Matrix product state of multi-time correlations

TL;DR

This paper introduces a matrix product state framework for multi-time correlations in an interacting lattice system, specifically applied to the Rule 54 automaton, enabling explicit calculations of multi-time probabilities and correlation functions.

Contribution

It develops a novel matrix product state representation for multi-time correlations in a lattice system, with explicit construction for the Rule 54 automaton, linking time state distributions to equilibrium properties.

Findings

Explicit matrix product form for the time state in Rule 54

Agreement of correlation functions with previous results at maximum-entropy parameters

Proof of the absence of decoupling of timescales in the model

Abstract

For an interacting spatio-temporal lattice system we introduce a formal way of expressing multi-time correlation functions of local observables located at the same spatial point with a time state, i.e. a statistical distribution of configurations observed along a time lattice. Such a time state is defined with respect to a particular equilibrium state that is invariant under space and time translations.
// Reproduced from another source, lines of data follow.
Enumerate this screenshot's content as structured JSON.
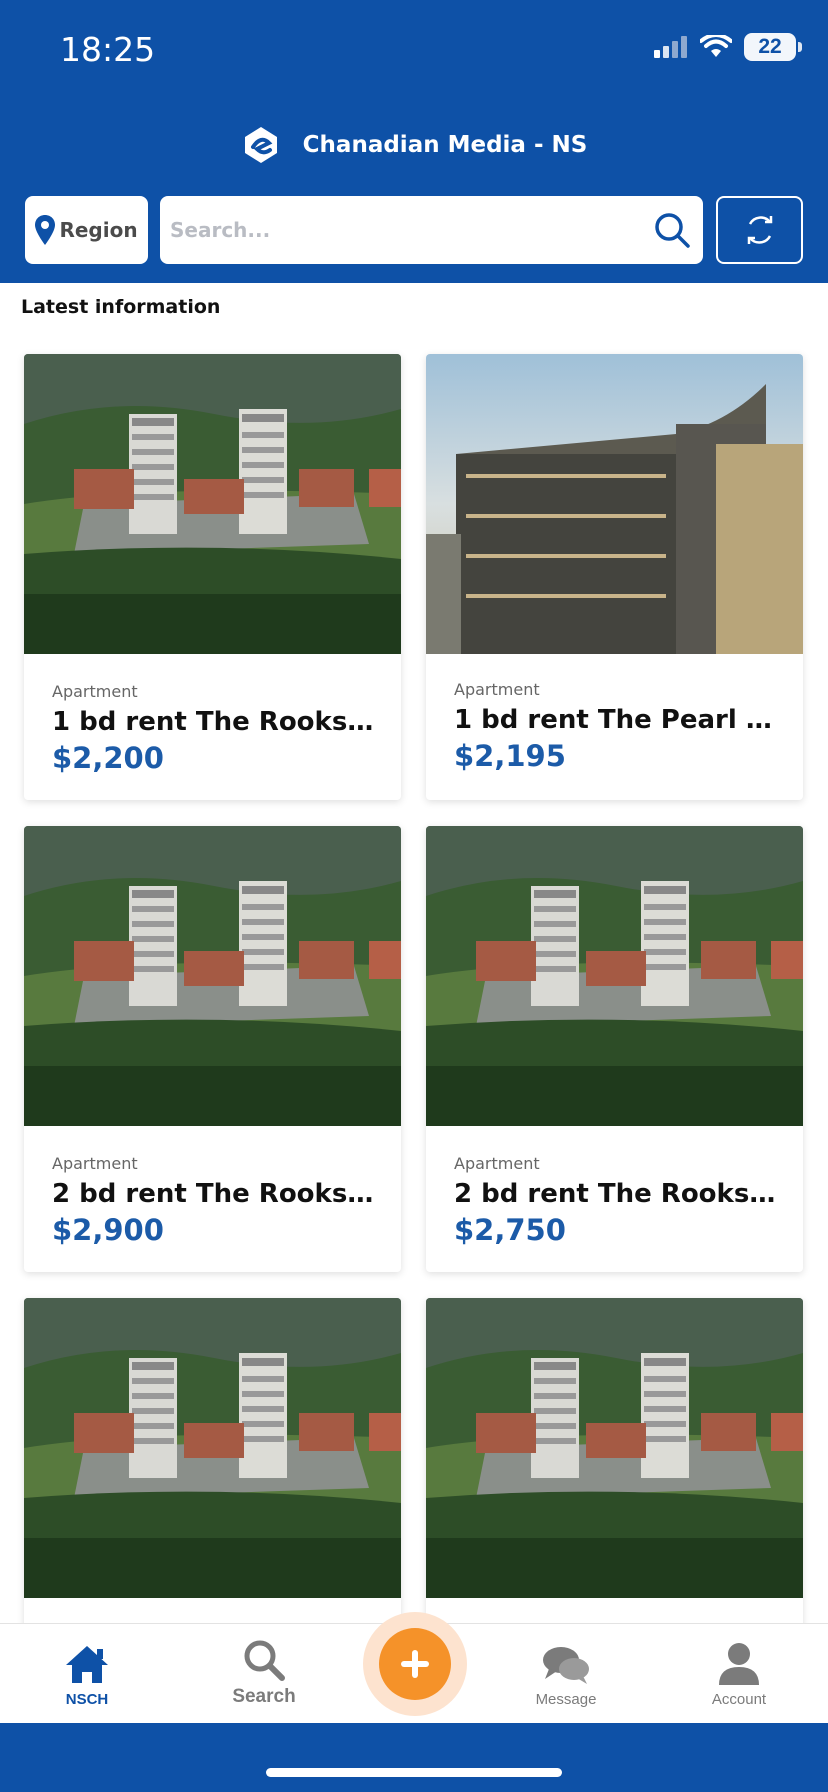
{
  "status_bar": {
    "time": "18:25",
    "battery": "22"
  },
  "header": {
    "title": "Chanadian Media - NS"
  },
  "filter": {
    "region_label": "Region",
    "search_placeholder": "Search..."
  },
  "section": {
    "title": "Latest information"
  },
  "listings": [
    {
      "category": "Apartment",
      "title": "1 bd rent The Rooks of ...",
      "price": "$2,200",
      "image": "aerial-apartment-towers"
    },
    {
      "category": "Apartment",
      "title": "1 bd rent The Pearl Apar...",
      "price": "$2,195",
      "image": "glass-condo-building"
    },
    {
      "category": "Apartment",
      "title": "2 bd rent The Rooks of ...",
      "price": "$2,900",
      "image": "aerial-apartment-towers"
    },
    {
      "category": "Apartment",
      "title": "2 bd rent The Rooks of ...",
      "price": "$2,750",
      "image": "aerial-apartment-towers"
    },
    {
      "category": "",
      "title": "",
      "price": "",
      "image": "aerial-apartment-towers"
    },
    {
      "category": "",
      "title": "",
      "price": "",
      "image": "aerial-apartment-towers"
    }
  ],
  "tabs": [
    {
      "label": "NSCH",
      "icon": "home-icon",
      "active": true
    },
    {
      "label": "Search",
      "icon": "search-icon",
      "active": false
    },
    {
      "label": "Message",
      "icon": "message-icon",
      "active": false
    },
    {
      "label": "Account",
      "icon": "account-icon",
      "active": false
    }
  ],
  "colors": {
    "brand": "#0e51a7",
    "price": "#1c5ba8",
    "fab": "#f59229"
  }
}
The concept is developed within the Rule 54 reversible cellular automaton, for which we explicitly construct a matrix product form of the time state, with matrices that act on the 3-dimensional auxiliary space. We use the matrix-product state to express equal-space time-dependent density-density correlation function, which, for special maximum-entropy values of equilibrium parameters, agrees with the previous results. Additionally, we obtain an explicit expression for the probabilities of observing all multi-time configurations, which enables us to study distributions of times between consecutive excitations and prove the absence of decoupling of timescales in the Rule 54 model.